Some limitations in this study should be acknowledged. First, the number of eligible patients is relatively low. The small sample size with a limited number of calcified plaques in all 3 coronary arteries limits the generalization of our results. Further studies in a large cohort are needed to verify our findings. Second, no calcium scoring was performed in this study group. Calcium scoring by noncontrast CT is usually performed to assess the coronary calcification which is regarded as a reliable predictor of cardiac events in patients with different age groups. However, recent studies showed no additional benefit to the addition of calcium scoring to contrast-enhanced CT as CCTA can be performed alone with acquisition of more diagnostic information.40,41 Third, while this study clearly shows the feasibility of using “sharpen” reconstruction for reduction of blooming artifacts in calcified coronary plaques, this algorithm still needs to be optimized to further improve the diagnostic performance and clinical application of CCTA in clinical practice. Furthermore, other image processing algorithms including some advanced beam hardening algorithms were not applied to our images, thus, the potential benefit of these image processing algorithms cannot be commented. Finally, although our images were acquired with 64- or more slice CT scanners, the spatial resolution (0.5 mm) of the current standard CCTA is inferior to that of the high-definition CT (0.23 mm) which shows improved analysis of calcified plaques for high resolution CCTA.42 Further research of combining image processing algorithms with high resolution CT in the analysis of calcified plaques deserves to be investigated.

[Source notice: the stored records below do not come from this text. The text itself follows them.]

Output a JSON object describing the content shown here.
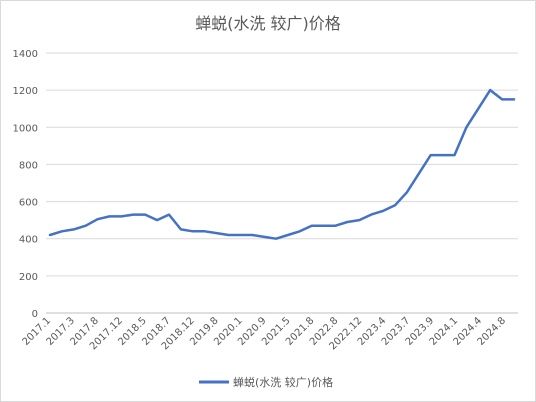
{
  "chart_data": {
    "type": "line",
    "title": "蝉蜕(水洗 较广)价格",
    "xlabel": "",
    "ylabel": "",
    "ylim": [
      0,
      1400
    ],
    "y_ticks": [
      0,
      200,
      400,
      600,
      800,
      1000,
      1200,
      1400
    ],
    "grid": true,
    "legend_position": "bottom",
    "color": "#4472c4",
    "x_tick_labels": [
      "2017.1",
      "2017.3",
      "2017.8",
      "2017.12",
      "2018.5",
      "2018.7",
      "2018.12",
      "2019.8",
      "2020.1",
      "2020.9",
      "2021.5",
      "2021.8",
      "2022.8",
      "2022.12",
      "2023.4",
      "2023.7",
      "2023.9",
      "2024.1",
      "2024.4",
      "2024.8"
    ],
    "series": [
      {
        "name": "蝉蜕(水洗 较广)价格",
        "values": [
          420,
          440,
          450,
          470,
          505,
          520,
          520,
          530,
          530,
          500,
          530,
          450,
          440,
          440,
          430,
          420,
          420,
          420,
          410,
          400,
          420,
          440,
          470,
          470,
          470,
          490,
          500,
          530,
          550,
          580,
          650,
          750,
          850,
          850,
          850,
          1000,
          1100,
          1200,
          1150,
          1150
        ]
      }
    ]
  }
}
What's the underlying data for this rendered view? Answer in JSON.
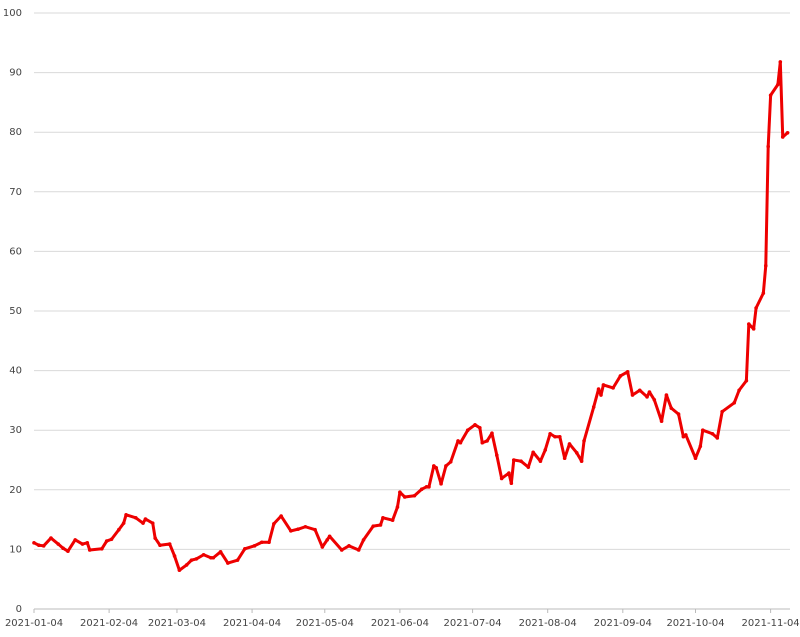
{
  "chart_data": {
    "type": "line",
    "x": [
      "2021-01-04",
      "2021-01-06",
      "2021-01-08",
      "2021-01-11",
      "2021-01-14",
      "2021-01-16",
      "2021-01-18",
      "2021-01-21",
      "2021-01-24",
      "2021-01-26",
      "2021-01-27",
      "2021-02-01",
      "2021-02-03",
      "2021-02-05",
      "2021-02-08",
      "2021-02-10",
      "2021-02-11",
      "2021-02-15",
      "2021-02-18",
      "2021-02-19",
      "2021-02-22",
      "2021-02-23",
      "2021-02-25",
      "2021-03-01",
      "2021-03-03",
      "2021-03-05",
      "2021-03-08",
      "2021-03-10",
      "2021-03-12",
      "2021-03-15",
      "2021-03-18",
      "2021-03-19",
      "2021-03-22",
      "2021-03-25",
      "2021-03-29",
      "2021-04-01",
      "2021-04-05",
      "2021-04-08",
      "2021-04-11",
      "2021-04-13",
      "2021-04-16",
      "2021-04-20",
      "2021-04-23",
      "2021-04-26",
      "2021-04-30",
      "2021-05-03",
      "2021-05-05",
      "2021-05-06",
      "2021-05-11",
      "2021-05-14",
      "2021-05-18",
      "2021-05-20",
      "2021-05-24",
      "2021-05-27",
      "2021-05-28",
      "2021-06-01",
      "2021-06-03",
      "2021-06-04",
      "2021-06-06",
      "2021-06-10",
      "2021-06-13",
      "2021-06-15",
      "2021-06-16",
      "2021-06-18",
      "2021-06-19",
      "2021-06-21",
      "2021-06-23",
      "2021-06-25",
      "2021-06-28",
      "2021-06-29",
      "2021-07-02",
      "2021-07-05",
      "2021-07-07",
      "2021-07-08",
      "2021-07-10",
      "2021-07-12",
      "2021-07-14",
      "2021-07-16",
      "2021-07-19",
      "2021-07-20",
      "2021-07-21",
      "2021-07-24",
      "2021-07-27",
      "2021-07-29",
      "2021-08-01",
      "2021-08-03",
      "2021-08-05",
      "2021-08-07",
      "2021-08-09",
      "2021-08-11",
      "2021-08-13",
      "2021-08-16",
      "2021-08-18",
      "2021-08-19",
      "2021-08-23",
      "2021-08-25",
      "2021-08-26",
      "2021-08-27",
      "2021-08-31",
      "2021-09-03",
      "2021-09-06",
      "2021-09-08",
      "2021-09-11",
      "2021-09-14",
      "2021-09-15",
      "2021-09-17",
      "2021-09-20",
      "2021-09-22",
      "2021-09-24",
      "2021-09-27",
      "2021-09-29",
      "2021-09-30",
      "2021-10-04",
      "2021-10-06",
      "2021-10-07",
      "2021-10-11",
      "2021-10-13",
      "2021-10-15",
      "2021-10-20",
      "2021-10-22",
      "2021-10-25",
      "2021-10-26",
      "2021-10-28",
      "2021-10-29",
      "2021-11-01",
      "2021-11-02",
      "2021-11-03",
      "2021-11-04",
      "2021-11-07",
      "2021-11-08",
      "2021-11-09",
      "2021-11-11"
    ],
    "series": [
      {
        "color": "#ee0000",
        "values": [
          11.1,
          10.7,
          10.6,
          11.9,
          10.9,
          10.2,
          9.7,
          11.6,
          10.9,
          11.1,
          9.9,
          10.1,
          11.4,
          11.7,
          13.3,
          14.4,
          15.8,
          15.3,
          14.4,
          15.1,
          14.4,
          11.9,
          10.7,
          10.9,
          8.9,
          6.5,
          7.4,
          8.2,
          8.4,
          9.1,
          8.6,
          8.6,
          9.6,
          7.7,
          8.2,
          10.1,
          10.6,
          11.2,
          11.2,
          14.3,
          15.6,
          13.1,
          13.4,
          13.8,
          13.3,
          10.4,
          11.6,
          12.2,
          9.9,
          10.6,
          9.9,
          11.6,
          13.9,
          14.1,
          15.3,
          14.9,
          17.1,
          19.6,
          18.8,
          19.0,
          20.1,
          20.5,
          20.5,
          24.0,
          23.7,
          21.0,
          24.0,
          24.7,
          28.2,
          27.9,
          30.0,
          30.9,
          30.4,
          27.9,
          28.2,
          29.5,
          25.8,
          21.9,
          22.8,
          21.1,
          25.0,
          24.8,
          23.8,
          26.3,
          24.8,
          26.7,
          29.4,
          28.9,
          28.9,
          25.3,
          27.7,
          26.2,
          24.8,
          28.2,
          33.9,
          36.9,
          35.9,
          37.6,
          37.1,
          39.1,
          39.8,
          35.9,
          36.7,
          35.6,
          36.4,
          35.1,
          31.5,
          35.9,
          33.7,
          32.7,
          28.9,
          29.2,
          25.3,
          27.3,
          30.0,
          29.4,
          28.7,
          33.1,
          34.6,
          36.7,
          38.3,
          47.8,
          47.0,
          50.5,
          53.0,
          57.6,
          77.6,
          86.2,
          88.0,
          91.8,
          79.2,
          79.9
        ]
      }
    ],
    "xlim": [
      "2021-01-04",
      "2021-11-12"
    ],
    "xticks": [
      "2021-01-04",
      "2021-02-04",
      "2021-03-04",
      "2021-04-04",
      "2021-05-04",
      "2021-06-04",
      "2021-07-04",
      "2021-08-04",
      "2021-09-04",
      "2021-10-04",
      "2021-11-04"
    ],
    "ylim": [
      0,
      100
    ],
    "yticks": [
      0,
      10,
      20,
      30,
      40,
      50,
      60,
      70,
      80,
      90,
      100
    ],
    "grid": true
  }
}
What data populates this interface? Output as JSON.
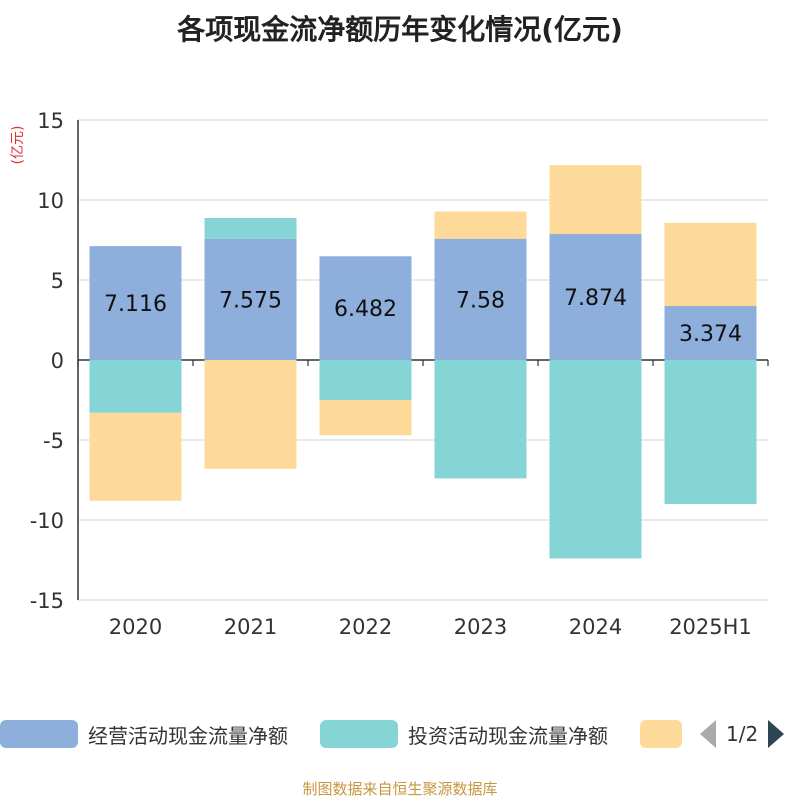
{
  "chart_data": {
    "type": "bar",
    "stacked": true,
    "title": "各项现金流净额历年变化情况(亿元)",
    "ylabel": "(亿元)",
    "ylim": [
      -15,
      15
    ],
    "yticks": [
      15,
      10,
      5,
      0,
      -5,
      -10,
      -15
    ],
    "grid": true,
    "categories": [
      "2020",
      "2021",
      "2022",
      "2023",
      "2024",
      "2025H1"
    ],
    "series": [
      {
        "name": "经营活动现金流量净额",
        "color": "#8eaedb",
        "values": [
          7.116,
          7.575,
          6.482,
          7.58,
          7.874,
          3.374
        ],
        "labels": [
          "7.116",
          "7.575",
          "6.482",
          "7.58",
          "7.874",
          "3.374"
        ]
      },
      {
        "name": "投资活动现金流量净额",
        "color": "#86d5d6",
        "values": [
          -3.3,
          1.3,
          -2.5,
          -7.4,
          -12.4,
          -9.0
        ]
      },
      {
        "name": "",
        "color": "#fdd99a",
        "values": [
          -5.5,
          -6.8,
          -2.2,
          1.7,
          4.3,
          5.2
        ]
      }
    ],
    "legend_position": "bottom"
  },
  "legend": {
    "page": "1/2"
  },
  "footer": {
    "source": "制图数据来自恒生聚源数据库"
  }
}
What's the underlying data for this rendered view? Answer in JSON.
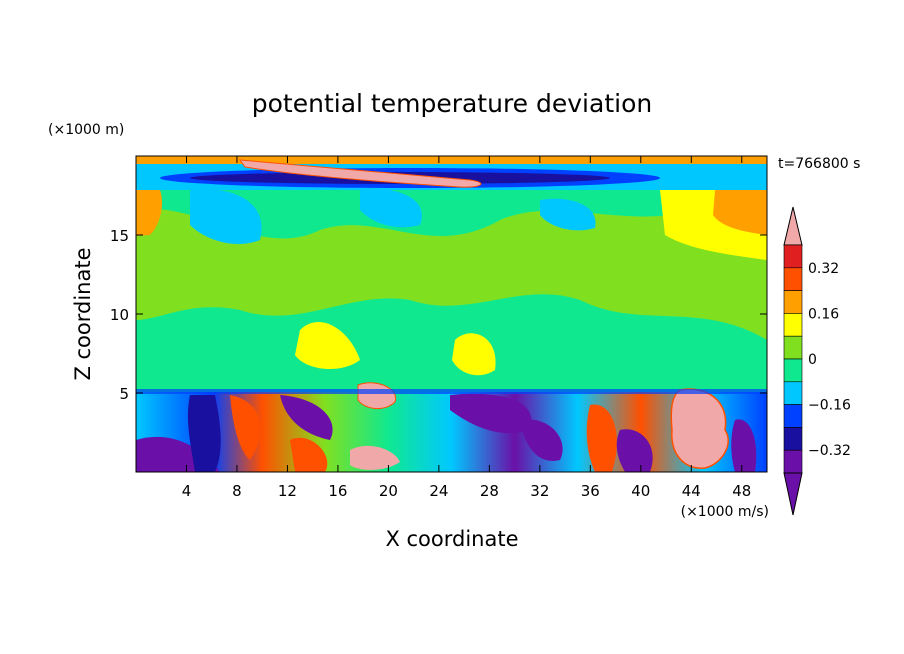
{
  "chart_data": {
    "type": "heatmap",
    "title": "potential temperature deviation",
    "xlabel": "X coordinate",
    "ylabel": "Z coordinate",
    "x_unit": "(×1000 m/s)",
    "y_unit": "(×1000 m)",
    "time_label": "t=766800 s",
    "x_ticks": [
      "4",
      "8",
      "12",
      "16",
      "20",
      "24",
      "28",
      "32",
      "36",
      "40",
      "44",
      "48"
    ],
    "y_ticks": [
      "5",
      "10",
      "15"
    ],
    "xlim": [
      0,
      50
    ],
    "ylim": [
      0,
      20
    ],
    "colorbar": {
      "levels": [
        -0.4,
        -0.32,
        -0.24,
        -0.16,
        -0.08,
        0,
        0.08,
        0.16,
        0.24,
        0.32,
        0.4
      ],
      "tick_labels": [
        "0.32",
        "0.16",
        "0",
        "−0.16",
        "−0.32"
      ],
      "colors": [
        "#6a10a8",
        "#1a10a0",
        "#0040ff",
        "#00c8ff",
        "#10e890",
        "#80e020",
        "#ffff00",
        "#ffa000",
        "#ff5000",
        "#e02020"
      ],
      "above_color": "#f0a8a8",
      "below_color": "#6a10a8"
    },
    "regions": [
      {
        "x": [
          0,
          50
        ],
        "y": [
          0,
          5.2
        ],
        "value": -0.12
      },
      {
        "x": [
          0,
          50
        ],
        "y": [
          5.2,
          18.2
        ],
        "value": 0.04
      },
      {
        "x": [
          8,
          28
        ],
        "y": [
          18.3,
          19.7
        ],
        "value": 0.45
      },
      {
        "x": [
          43,
          47
        ],
        "y": [
          0.5,
          5.2
        ],
        "value": 0.45
      }
    ]
  }
}
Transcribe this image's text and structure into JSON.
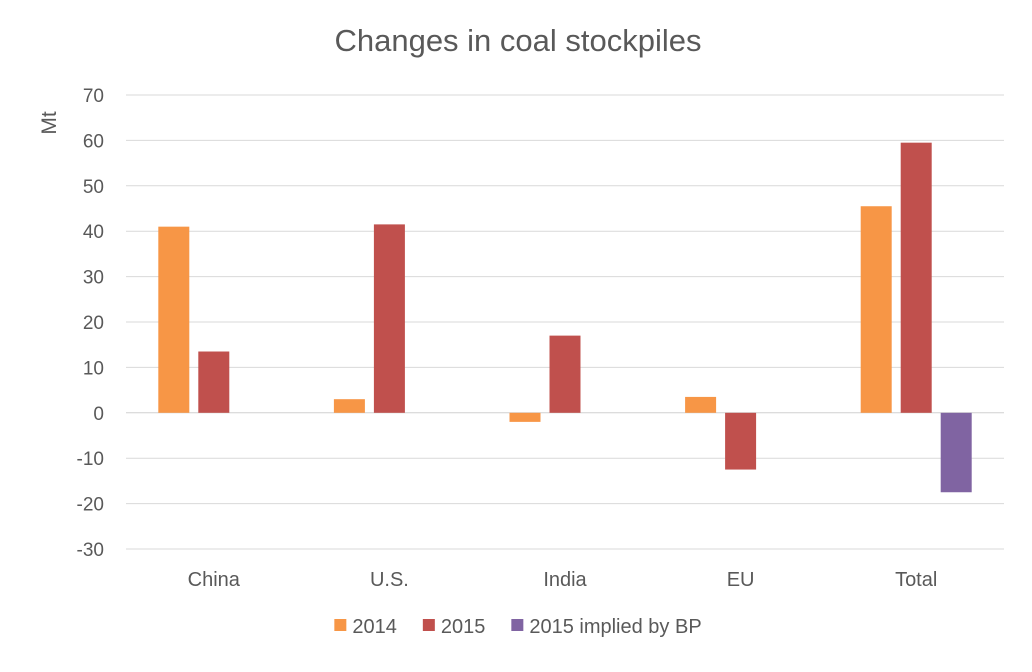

In conclusion, this study suggests that specificity and PPV of detecting coronary stenosis with CCTA in heavily calcified plaques can be significantly improved with use of “sharpen” reconstruction. However, specificity is still moderate and additional functional imaging may be needed. The enhanced diagnostic performance of CCTA may contribute to reducing the unnecessary invasive or follow-up procedures in patients with extensive calcification in the coronary arteries.
We thank Mr Gil Stevenson for his assistance in the data analysis.